Ogni mese, la Biblioteca Universitaria Joseph Fourier ospita un workshop per la diffusione della cultura scientifica: conoscenza della semina. Questo mese, la Boston University dà il benvenuto a Jean-Gabriel Vallay.

Il Giardino Lautaret è stato creato nel 1899 da Jean-Paul Lachmann, allora professore di botanica all’Università di Grenoble. Ha scelto Lautaret perché crocevia geologico e bioclimatico e fucina di una biodiversità eccezionale. Immagina il suo giardino come un luogo alto della scienza dove si coniugano lo studio della flora alpina, l’adattamento delle piante alloctone e la mediazione scientifica della gente comune.

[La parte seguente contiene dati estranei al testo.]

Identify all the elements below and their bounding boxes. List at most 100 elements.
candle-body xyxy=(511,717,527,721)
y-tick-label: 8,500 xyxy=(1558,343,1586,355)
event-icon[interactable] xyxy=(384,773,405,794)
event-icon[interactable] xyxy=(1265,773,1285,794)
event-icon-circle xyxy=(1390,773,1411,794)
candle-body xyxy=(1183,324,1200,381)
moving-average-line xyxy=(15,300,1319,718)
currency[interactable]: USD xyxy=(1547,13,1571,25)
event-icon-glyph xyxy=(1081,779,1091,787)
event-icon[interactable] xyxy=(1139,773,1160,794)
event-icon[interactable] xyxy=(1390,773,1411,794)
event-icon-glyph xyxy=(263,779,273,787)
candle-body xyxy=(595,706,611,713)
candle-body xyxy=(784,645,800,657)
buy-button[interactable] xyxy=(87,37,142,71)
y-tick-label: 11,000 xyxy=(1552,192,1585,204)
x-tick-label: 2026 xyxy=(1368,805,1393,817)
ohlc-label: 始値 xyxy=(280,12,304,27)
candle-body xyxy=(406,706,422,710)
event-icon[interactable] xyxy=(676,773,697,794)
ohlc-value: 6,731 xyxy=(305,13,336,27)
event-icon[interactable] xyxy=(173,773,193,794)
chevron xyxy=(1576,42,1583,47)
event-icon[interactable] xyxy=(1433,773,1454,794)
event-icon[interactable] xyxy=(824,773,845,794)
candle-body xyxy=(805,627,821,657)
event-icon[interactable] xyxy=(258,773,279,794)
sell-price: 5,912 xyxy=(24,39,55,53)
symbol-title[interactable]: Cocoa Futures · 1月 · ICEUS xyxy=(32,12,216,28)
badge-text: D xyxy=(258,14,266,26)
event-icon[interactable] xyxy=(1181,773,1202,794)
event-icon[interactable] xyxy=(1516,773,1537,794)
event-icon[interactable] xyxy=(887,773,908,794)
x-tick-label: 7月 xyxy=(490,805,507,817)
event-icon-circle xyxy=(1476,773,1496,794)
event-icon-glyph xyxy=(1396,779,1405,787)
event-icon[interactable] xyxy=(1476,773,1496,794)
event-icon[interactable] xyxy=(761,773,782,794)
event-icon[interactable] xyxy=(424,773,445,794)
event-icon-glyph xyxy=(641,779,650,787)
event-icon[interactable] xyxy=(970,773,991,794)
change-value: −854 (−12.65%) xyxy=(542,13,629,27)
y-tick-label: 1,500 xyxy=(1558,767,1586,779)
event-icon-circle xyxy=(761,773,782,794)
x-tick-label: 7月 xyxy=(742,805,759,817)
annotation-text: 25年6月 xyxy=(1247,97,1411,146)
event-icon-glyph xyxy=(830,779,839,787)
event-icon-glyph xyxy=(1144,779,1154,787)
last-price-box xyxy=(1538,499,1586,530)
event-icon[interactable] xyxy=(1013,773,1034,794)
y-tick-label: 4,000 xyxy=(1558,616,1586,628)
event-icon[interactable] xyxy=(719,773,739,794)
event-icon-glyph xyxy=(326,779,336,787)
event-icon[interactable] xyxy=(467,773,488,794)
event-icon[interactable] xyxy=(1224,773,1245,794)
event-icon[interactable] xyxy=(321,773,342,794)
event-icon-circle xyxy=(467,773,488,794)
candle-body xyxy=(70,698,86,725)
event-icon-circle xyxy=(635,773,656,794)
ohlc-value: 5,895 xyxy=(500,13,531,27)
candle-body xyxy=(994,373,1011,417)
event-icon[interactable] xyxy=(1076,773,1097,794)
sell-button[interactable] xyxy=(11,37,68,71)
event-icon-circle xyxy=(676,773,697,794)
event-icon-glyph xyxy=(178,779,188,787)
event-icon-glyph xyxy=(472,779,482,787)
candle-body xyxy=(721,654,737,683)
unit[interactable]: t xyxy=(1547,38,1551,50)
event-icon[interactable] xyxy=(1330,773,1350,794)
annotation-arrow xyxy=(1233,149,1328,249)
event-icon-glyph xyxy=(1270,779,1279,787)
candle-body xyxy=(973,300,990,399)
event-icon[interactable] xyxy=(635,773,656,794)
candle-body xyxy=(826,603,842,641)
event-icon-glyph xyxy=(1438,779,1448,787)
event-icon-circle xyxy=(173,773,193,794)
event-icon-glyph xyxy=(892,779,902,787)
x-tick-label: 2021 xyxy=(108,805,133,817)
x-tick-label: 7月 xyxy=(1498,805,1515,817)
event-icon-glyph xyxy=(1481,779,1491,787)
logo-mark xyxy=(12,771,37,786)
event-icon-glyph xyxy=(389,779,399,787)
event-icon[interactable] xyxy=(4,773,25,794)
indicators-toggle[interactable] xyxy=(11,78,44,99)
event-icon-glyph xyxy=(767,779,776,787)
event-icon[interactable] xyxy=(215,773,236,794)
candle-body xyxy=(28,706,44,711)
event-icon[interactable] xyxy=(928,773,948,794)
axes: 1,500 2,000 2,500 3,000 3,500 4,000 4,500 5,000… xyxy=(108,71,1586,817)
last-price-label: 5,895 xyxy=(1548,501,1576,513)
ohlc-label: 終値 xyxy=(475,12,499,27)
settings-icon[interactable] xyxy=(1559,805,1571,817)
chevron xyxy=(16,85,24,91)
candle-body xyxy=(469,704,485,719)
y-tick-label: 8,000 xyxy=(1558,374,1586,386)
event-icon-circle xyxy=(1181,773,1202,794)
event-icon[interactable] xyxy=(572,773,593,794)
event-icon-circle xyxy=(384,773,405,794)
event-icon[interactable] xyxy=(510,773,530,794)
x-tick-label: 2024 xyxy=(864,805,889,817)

Dopo 120 anni, queste spedizioni sono rimaste le stesse e gli argomenti scientifici studiati si sono ampliati. Ogni anno si contano circa 20.000 visitatori, 2.000 specie di piante sono sparse su 2 ettari di giardini e una trentina di équipe scientifiche internazionali abitano le alture del Col du Lautaret.
Abbastanza per trasmettere la scienza e irradiare l’Università di Grenoble-Alpes e il CNRS oltre le montagne…

La conferenza è stata guidata da Jean-Gabriel Vallay, Direttore del Lautaret Park, docente-ricercatore presso l’Università di Grenoble-Alpes e direttore del progetto CNRS. È anche membro di diversi consigli scientifici e comitati direttivi come l’Osservatorio cosmologico di Grenoble, l’area workshop Alpes, FreeAlpes e AnaEE France.